CINÉMAFestival de Cannes

CANNES 2019 – « Take me somewhere nice », Bosnie-Herzégovide

© Heretic Outreach

L’ACID – Avec Take me somewhere nice, Ena Sendijarevic présente cette année, dans le cadre de l’ACID, son premier long métrage.

Alma jeune adolescente désabusée décide de partir pour la Bosnie voir son père qui y est hospitalisé. La première vitesse du road-movie est enclenchée, valise au poing et robe en velours lilas sur le dos, Alma quitte sa mère pour partir en quête d’inconnu. Dès les premières images la réalisatrice plonge son.a spectateur.trice dans le décor d’une Bosnie délavée et kitsch qui sied à merveille aux prémisses de ce teen road-movie désabusé. Malheureusement l’errance pop que semblait nous promettre la photographie travaillée d’Ena Sendijarevic est de courte durée.

Très vite le vernis pastel se craquelle et le.a spectateur.trice comprend que la route d’Alma ne la mènera nul part. On sent une volonté chez la réalisatrice de créer un road-movie à l’image du sentiment de l’adolescence de son personnage, seulement voilà, l’adolescence d’Alma est faite majoritairement d’ennui et les spectateurs n’y couperont pas. Pourtant tous les ingrédients du road-movie sont bien là, une quête à accomplir, des embûches, de multiples rencontres, mais l’écriture d’Ena Sendijarevic traite ces événements comme anecdotiques. De la chanteuse de piano bar aigrie qui la recueille sur la route, en passant par le politicien quadragénaire libidineux qui la prend en stop, la réalisatrice peint dans les rencontres d’Alma l’image d’une Bosnie désabusée enlisée dans un quotidien fait de corruption et de résignation.

Copyright Pupkin

Plus dérangeante encore, cette manière qu’a le film de se complaire dans les représentations stéréotypées du masculin et du féminin. De la mère qui n’aura pour évoquer le père d’Alma que le mot de “salaud”, en passant par la chanteuse qui met en garde la jeune fille sur le fait que les hommes “sont tous les mêmes” et “veulent tous la même chose”, le film construit un discours qui laisse peu de place à l’imagination quant à la représentation des hommes . Et sans surprise, les seuls personnages masculins du film sont effectivement … des “salauds”. Du cousin d’Alma (Emir) dont la brutalité à l’égard de celle-ci est expliqué par son attirance pour elle, en passant par Denis, le stagiaire d’Emir, qui fait assez peu de cas du consentement de la jeune fille, le film réduit les rapports homme/femme à une pulsion sexuelle à assouvir, et dont la femme n’est, bien sûr, jamais le sujet actant.

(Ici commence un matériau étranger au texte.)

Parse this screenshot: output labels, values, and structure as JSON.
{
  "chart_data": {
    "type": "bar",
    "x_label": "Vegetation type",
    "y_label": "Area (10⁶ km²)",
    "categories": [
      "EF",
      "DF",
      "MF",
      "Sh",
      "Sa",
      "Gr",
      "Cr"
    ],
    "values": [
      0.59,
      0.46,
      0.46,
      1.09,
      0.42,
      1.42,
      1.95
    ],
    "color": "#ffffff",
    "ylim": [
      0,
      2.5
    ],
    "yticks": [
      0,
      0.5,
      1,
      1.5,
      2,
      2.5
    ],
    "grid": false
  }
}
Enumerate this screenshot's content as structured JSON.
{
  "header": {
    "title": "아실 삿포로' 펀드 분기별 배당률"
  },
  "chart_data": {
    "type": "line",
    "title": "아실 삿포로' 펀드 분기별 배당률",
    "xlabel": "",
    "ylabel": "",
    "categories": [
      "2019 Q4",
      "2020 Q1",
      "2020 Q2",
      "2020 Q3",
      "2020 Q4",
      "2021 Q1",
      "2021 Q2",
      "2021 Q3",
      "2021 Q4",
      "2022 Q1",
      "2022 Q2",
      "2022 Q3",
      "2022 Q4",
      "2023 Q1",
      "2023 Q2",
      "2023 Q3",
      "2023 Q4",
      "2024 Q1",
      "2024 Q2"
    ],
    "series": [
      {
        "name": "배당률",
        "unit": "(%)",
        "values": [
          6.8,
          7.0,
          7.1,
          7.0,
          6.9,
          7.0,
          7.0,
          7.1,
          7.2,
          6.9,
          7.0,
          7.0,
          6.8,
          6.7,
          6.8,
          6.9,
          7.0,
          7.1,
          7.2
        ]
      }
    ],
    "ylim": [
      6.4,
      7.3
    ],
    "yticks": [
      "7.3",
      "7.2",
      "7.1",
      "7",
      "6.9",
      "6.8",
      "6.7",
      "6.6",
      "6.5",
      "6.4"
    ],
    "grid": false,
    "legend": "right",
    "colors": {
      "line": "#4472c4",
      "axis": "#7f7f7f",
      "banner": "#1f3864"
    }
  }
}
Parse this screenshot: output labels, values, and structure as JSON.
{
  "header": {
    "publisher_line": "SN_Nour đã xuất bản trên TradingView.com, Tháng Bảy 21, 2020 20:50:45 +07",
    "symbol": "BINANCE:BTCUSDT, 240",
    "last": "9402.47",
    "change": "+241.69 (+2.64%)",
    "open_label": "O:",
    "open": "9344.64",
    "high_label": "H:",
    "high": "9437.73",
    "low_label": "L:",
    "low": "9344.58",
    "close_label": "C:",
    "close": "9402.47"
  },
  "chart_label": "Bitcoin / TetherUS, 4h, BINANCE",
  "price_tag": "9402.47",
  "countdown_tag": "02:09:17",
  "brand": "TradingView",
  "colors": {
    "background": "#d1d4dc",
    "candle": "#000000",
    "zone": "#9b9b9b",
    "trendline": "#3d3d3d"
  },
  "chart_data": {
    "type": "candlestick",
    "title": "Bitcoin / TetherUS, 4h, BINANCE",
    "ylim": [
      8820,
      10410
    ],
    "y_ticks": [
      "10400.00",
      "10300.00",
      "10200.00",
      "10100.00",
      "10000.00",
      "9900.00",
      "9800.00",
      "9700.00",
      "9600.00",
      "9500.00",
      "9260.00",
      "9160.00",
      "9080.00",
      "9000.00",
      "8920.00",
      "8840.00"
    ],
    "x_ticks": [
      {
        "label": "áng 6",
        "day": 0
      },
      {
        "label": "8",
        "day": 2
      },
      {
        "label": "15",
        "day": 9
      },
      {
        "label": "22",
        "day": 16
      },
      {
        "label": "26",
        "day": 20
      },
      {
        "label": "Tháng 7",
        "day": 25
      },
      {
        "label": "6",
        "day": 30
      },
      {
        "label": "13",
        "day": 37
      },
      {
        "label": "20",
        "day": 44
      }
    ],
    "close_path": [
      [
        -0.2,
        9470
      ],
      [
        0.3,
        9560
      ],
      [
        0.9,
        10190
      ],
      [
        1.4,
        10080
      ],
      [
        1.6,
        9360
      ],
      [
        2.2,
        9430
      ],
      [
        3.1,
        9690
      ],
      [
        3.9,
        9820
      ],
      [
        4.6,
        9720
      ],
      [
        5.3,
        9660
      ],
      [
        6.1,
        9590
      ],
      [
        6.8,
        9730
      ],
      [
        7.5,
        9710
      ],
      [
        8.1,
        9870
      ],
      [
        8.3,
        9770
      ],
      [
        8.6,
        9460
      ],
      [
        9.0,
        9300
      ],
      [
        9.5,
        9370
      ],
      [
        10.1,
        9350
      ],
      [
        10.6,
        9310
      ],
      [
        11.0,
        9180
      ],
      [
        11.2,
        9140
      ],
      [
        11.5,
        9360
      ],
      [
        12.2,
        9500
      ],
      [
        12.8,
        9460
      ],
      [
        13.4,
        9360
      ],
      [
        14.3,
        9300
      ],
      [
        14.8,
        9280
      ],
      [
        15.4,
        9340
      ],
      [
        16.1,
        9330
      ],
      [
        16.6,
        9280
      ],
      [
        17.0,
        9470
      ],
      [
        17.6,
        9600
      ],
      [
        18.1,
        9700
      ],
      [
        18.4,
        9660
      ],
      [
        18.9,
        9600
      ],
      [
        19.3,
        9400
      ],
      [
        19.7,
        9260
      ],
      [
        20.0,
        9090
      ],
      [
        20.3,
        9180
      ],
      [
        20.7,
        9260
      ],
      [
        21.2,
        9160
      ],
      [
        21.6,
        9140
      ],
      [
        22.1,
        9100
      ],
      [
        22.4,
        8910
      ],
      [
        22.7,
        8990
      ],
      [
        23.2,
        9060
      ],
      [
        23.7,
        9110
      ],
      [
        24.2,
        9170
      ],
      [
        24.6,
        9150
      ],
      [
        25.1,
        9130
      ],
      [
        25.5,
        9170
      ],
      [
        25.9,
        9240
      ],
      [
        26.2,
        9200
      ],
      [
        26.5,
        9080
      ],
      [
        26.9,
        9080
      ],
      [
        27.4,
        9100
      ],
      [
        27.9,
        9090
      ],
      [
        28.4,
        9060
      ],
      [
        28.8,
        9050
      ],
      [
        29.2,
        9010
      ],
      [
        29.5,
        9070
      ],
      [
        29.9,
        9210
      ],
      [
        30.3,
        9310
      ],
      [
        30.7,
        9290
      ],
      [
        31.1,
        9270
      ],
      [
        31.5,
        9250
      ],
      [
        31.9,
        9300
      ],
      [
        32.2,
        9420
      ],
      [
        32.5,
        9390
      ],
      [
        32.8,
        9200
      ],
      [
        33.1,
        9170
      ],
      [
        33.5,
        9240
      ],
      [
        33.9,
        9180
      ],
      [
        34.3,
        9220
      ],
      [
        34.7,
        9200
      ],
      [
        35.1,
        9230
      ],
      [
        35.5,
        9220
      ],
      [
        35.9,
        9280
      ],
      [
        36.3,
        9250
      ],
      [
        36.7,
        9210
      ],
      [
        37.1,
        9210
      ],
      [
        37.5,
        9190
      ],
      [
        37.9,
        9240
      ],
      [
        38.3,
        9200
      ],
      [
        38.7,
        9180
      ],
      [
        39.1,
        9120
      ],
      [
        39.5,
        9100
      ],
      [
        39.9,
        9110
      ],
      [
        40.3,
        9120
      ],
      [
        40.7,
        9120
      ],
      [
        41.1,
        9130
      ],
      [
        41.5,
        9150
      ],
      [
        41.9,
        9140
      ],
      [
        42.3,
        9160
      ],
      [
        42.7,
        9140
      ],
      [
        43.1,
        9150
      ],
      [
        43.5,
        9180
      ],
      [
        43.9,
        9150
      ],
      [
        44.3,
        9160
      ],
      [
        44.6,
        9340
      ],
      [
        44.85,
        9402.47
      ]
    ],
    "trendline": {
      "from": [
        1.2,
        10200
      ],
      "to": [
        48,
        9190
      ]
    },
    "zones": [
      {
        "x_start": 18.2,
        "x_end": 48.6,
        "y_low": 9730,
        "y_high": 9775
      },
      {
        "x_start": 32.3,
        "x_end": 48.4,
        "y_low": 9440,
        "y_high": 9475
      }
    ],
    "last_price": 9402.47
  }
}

La scène la plus gênante à ce titre arrive à la fin du film (la cerise sur le gâteau). Alors qu’ils sont tous les deux seuls sur une plage, Alma et Denis sont agressés par deux hommes. La jeune fille s’enfuie alors laissant le jeune homme se faire passer à tabac. Lorsqu’elle revient sur la plage, Denis est allongé sur le sol, ensanglanté, il lui demande alors de lui laisser du temps pour se remettre. Mais la jeune femme s’allonge sur lui et entame un rapport sexuel que le.a spectateur.trice aura bien du mal à envisager comme pleinement consenti (N’importe qui possédant son brevet de secourisme serait à peu près d’accord avec nous pour affirmer qu’un homme battu à mort a plus besoin de soin que de se faire lécher les tétons.) Comme si Alma, ayant intégré cette hypersexualisation de son corps par les hommes, était incapable de construire un autre lien que sexuel, avec eux.
Le seul lieu où le film d’Ena Sendijarevic est tristement paritaire, c’est donc dans cette manière de romantiser dangereusement la disponibilité sexuelle de ses personnages.

Pour notre prochaine destination de road-movie on veillera donc à mieux choisir notre guide.